Deutscher Soldat in Afghanistan getötet

Im Norden Afghanistans ist ein Bundeswehrsoldat getötet worden. Ein weiterer wurde schwer verletzt. Offenbar detonierte ein Sprengsatz neben einem Fuchs-Transporter.

Zwei deutsche Bundeswehrsoldaten in Afghnistan (Foto: AP)

Bundeswehrsoldaten in Afghanistan sind zunehmend gefährdet

Bei einem Sprengstoffanschlag auf eine Bundeswehr-Patrouille in Nordafghanistan ist laut "Bild"-Zeitung ein deutscher Soldat getötet worden. Ein weiterer Bundeswehrsoldat sei bei dem Anschlag nordwestlich von Kundus verletzt worden, berichtete Bild.de am Mittwoch (25.05.2011).

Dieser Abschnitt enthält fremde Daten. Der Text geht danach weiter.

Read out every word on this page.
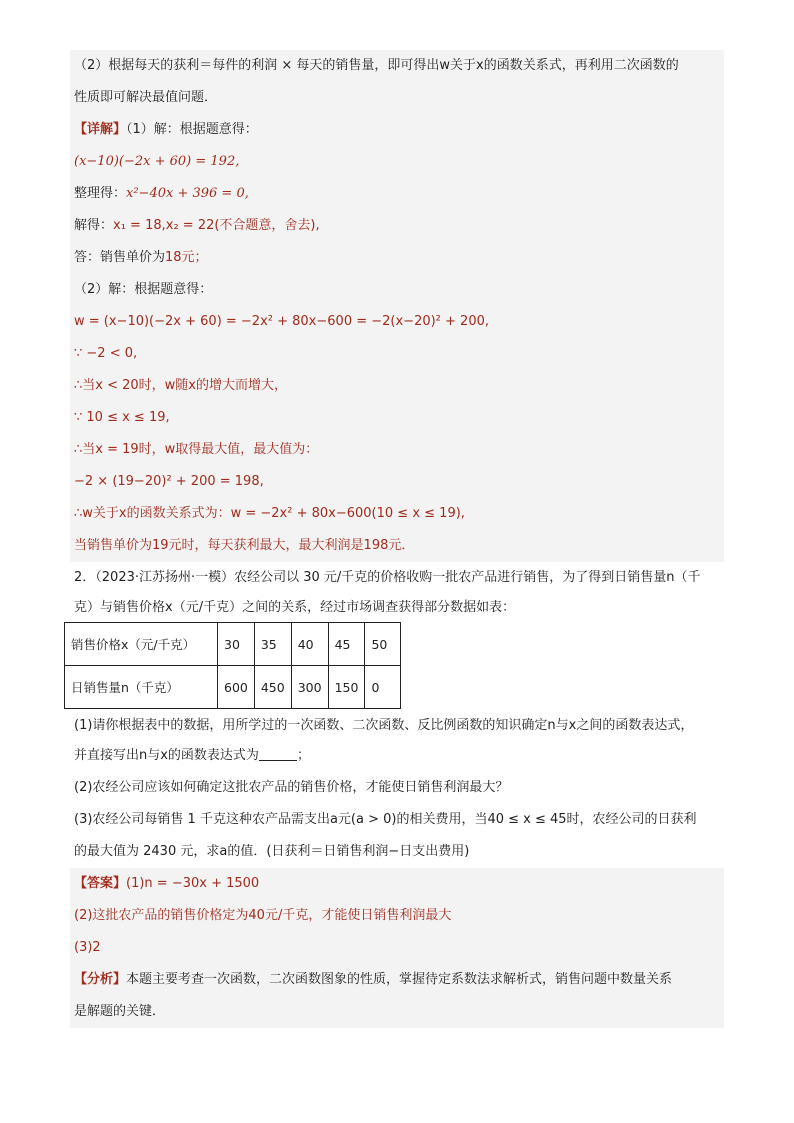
（2）根据每天的获利＝每件的利润 × 每天的销售量，即可得出w关于x的函数关系式，再利用二次函数的
性质即可解决最值问题．
【详解】（1）解：根据题意得：
(x−10)(−2x + 60) = 192,
整理得：x²−40x + 396 = 0,
解得：x₁ = 18,x₂ = 22(不合题意，舍去),
答：销售单价为18元；
（2）解：根据题意得：
w = (x−10)(−2x + 60) = −2x² + 80x−600 = −2(x−20)² + 200,
∵ −2 < 0,
∴当x < 20时，w随x的增大而增大，
∵ 10 ≤ x ≤ 19,
∴当x = 19时，w取得最大值，最大值为：
−2 × (19−20)² + 200 = 198,
∴w关于x的函数关系式为：w = −2x² + 80x−600(10 ≤ x ≤ 19),
当销售单价为19元时，每天获利最大，最大利润是198元．
2．（2023·江苏扬州·一模）农经公司以 30 元/千克的价格收购一批农产品进行销售，为了得到日销售量n（千
克）与销售价格x（元/千克）之间的关系，经过市场调查获得部分数据如表：
销售价格x（元/千克）	30	35	40	45	50
日销售量n（千克）	600	450	300	150	0
(1)请你根据表中的数据，用所学过的一次函数、二次函数、反比例函数的知识确定n与x之间的函数表达式，
并直接写出n与x的函数表达式为	；
(2)农经公司应该如何确定这批农产品的销售价格，才能使日销售利润最大？
(3)农经公司每销售 1 千克这种农产品需支出a元(a > 0)的相关费用，当40 ≤ x ≤ 45时，农经公司的日获利
的最大值为 2430 元，求a的值．(日获利＝日销售利润−日支出费用)
【答案】(1)n = −30x + 1500
(2)这批农产品的销售价格定为40元/千克，才能使日销售利润最大
(3)2
【分析】本题主要考查一次函数，二次函数图象的性质，掌握待定系数法求解析式，销售问题中数量关系
是解题的关键．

Das Bundesverteidigungsministerium in Berlin bestätigte zunächst lediglich einen Anschlag auf die Bundeswehr mit einem improvisierten Sprengsatz in der Provinz Kundus, ohne Angaben zu Opfern zu machen.

Vorfall ereignete sich bei Kundus

Zentrale Trauerfeier für gefallene Soldaten mit denSärgen in der Kirche (Foto: AP)

Erst Ende Februar sind die letzten getöteten deutschen Soldaten zu Grabe getragen worden

Laut Bild.de war die deutsche Patrouille 14 Kilometer nordwestlich von Kundus unterwegs, als der Sprengsatz detonierte. Die Soldaten waren demnach in einem Fuchs-Truppentransporter. Auch ein afghanischer Übersetzer sei verletzt worden.

Seit Beginn der deutschen Beteiligung an der NATO-Truppe ISAF im Januar 2002 wurden am Hindukusch bei Gefechten und Anschlägen insgesamt 31 Bundeswehrsoldaten getötet. Zuletzt starben im Februar drei Bundeswehrsoldaten, nachdem ein Soldat der afghanischen Armee in einem Außenposten in der Provinz Baghlan das Feuer auf eine Gruppe deutscher Soldaten eröffnet hatte.